Tolbert’s timeline states that when the Mavericks and Stars last October informed the city of the Mavericks’ breach claim, city staff confirmed the Stars never received a waiver or contract provision. Not explained is why apparently no one from the city noticed the Stars’ breach in 2003.

“We don’t understand why this is an issue now,” Alberts said. “It hasn’t been an issue for 20years. We all know that the headquarters has been in Frisco. At the same time, we responded a year ago and made a change and developed an executive office in Dallas, and we’re continuing to expand that now so we have a presence in Dallas. We don’t understand why that is an issue. It never was for 25 years.”

Also notable is that the Mavericks did not enact their right to take 100% ownership of Center Operating Company until after the Oct. 8 deal fell through. Regardless, Tolbert made it clear in her Oct. 3 letter that a deal is salvageable – and wanted by Dallas.

“Since the Stars walked away … the City of Dallas has continued to work to revive the proposed deal, reengage in conversations and get the Stars back to the table.”

On April 11 of this year, Mayor Johnson hosted a meeting with Gaglardi and Dumont during which “the Mavs asked the Stars to convey what they wanted” and “the Stars never responded.”

Tolbert’s timeline states that Dumont and Gaglardi again spoke, by phone, on May 15 without resolution or clear asks from the Stars.

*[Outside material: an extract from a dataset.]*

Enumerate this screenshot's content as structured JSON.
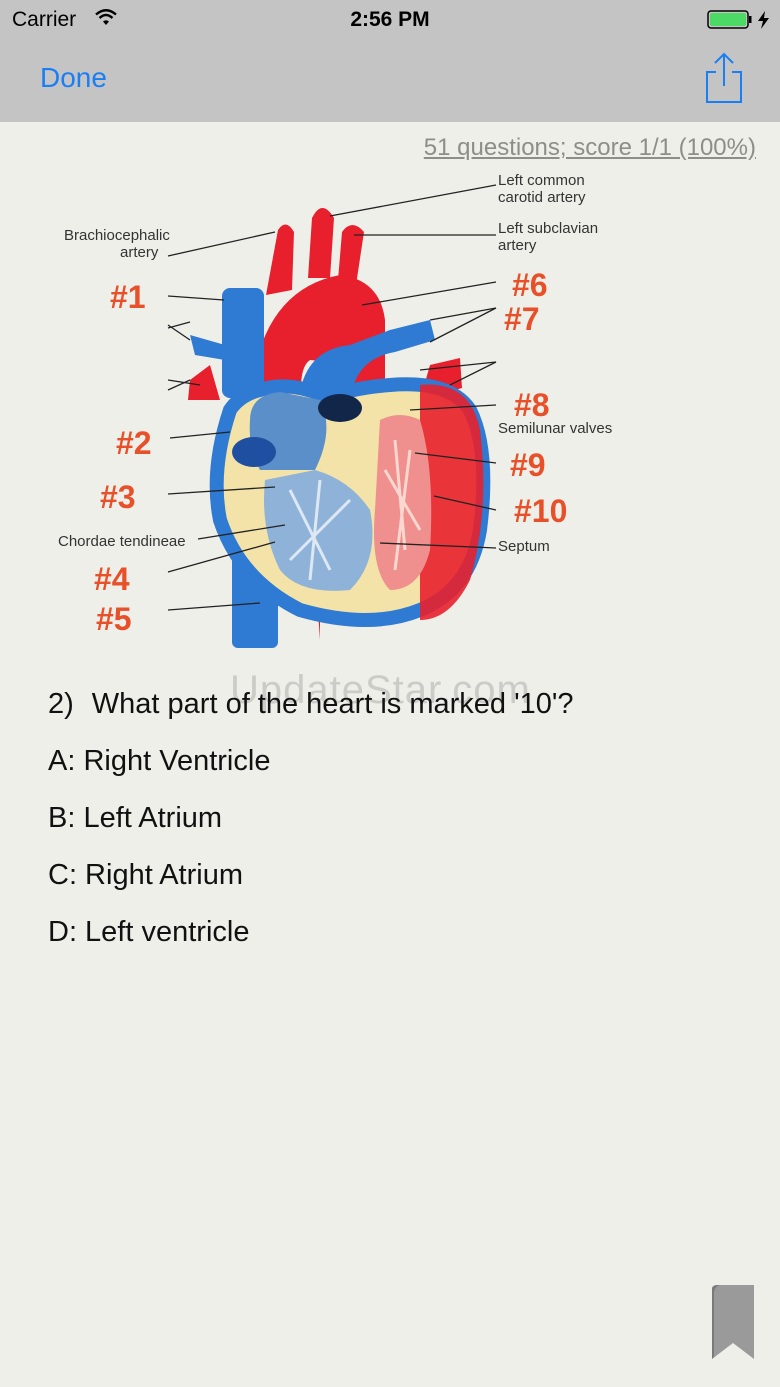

It wasn’t until Sept. 9, Tolbert wrote, that Alberts “sent an unofficial list of the Stars’ requirements out of respect for my requests. I appreciate that Brad was clear in our conversation that the list is only a starting point for discussion.”

Then she addressed Alberts’ requests, one by one, including.

– The Stars asked the Mavericks to resolve the breach dispute and distribute the escrowed AAC revenue. Tolbert wrote that the city is not party to the Mavericks-Stars partnership or legal dispute and that the teams must resolve that on their own.

– The Stars asked Dallas to fund $400 million to $500 million in AAC renovations without financial obligation from the team. Alberts also asked Dallas to fund all future capital expenses to maintain AAC.

“It is unclear to me how this new inflated renovation budget was developed,” Tolbert wrote. “Unlike our October 2024 proposed deal terms, the Stars’ new request has no cost sharing or contribution by AAC tenants or management . . . This request is beyond unreasonable.”

– The Stars requested that Dallas waive all AAC rent, which is $3.4 million annually, evenly split between the teams, the same terms as the past 24 years. Tolbert noted the October 2024 proposed deal was for an inflation-adjusted $6.6 million annually.

“It is unreasonable to expect the City of Dallas to allow use of a city-owned facility for free,” she wrote. “Gifts of taxpayer funds or public facilities are not allowed under state law.”

Nonetheless, Tolbert was optimistic they could “find a path forward that honors our shared vision and long-standing relationship,” she wrote, adding that the Stars are deeply woven into Dallas’ fabric.

“A move away from the AAC would not only disrupt a successful and enduring relationship, but it would also abandon a fan base and community that has embraced and uplifted this team for over three decades.”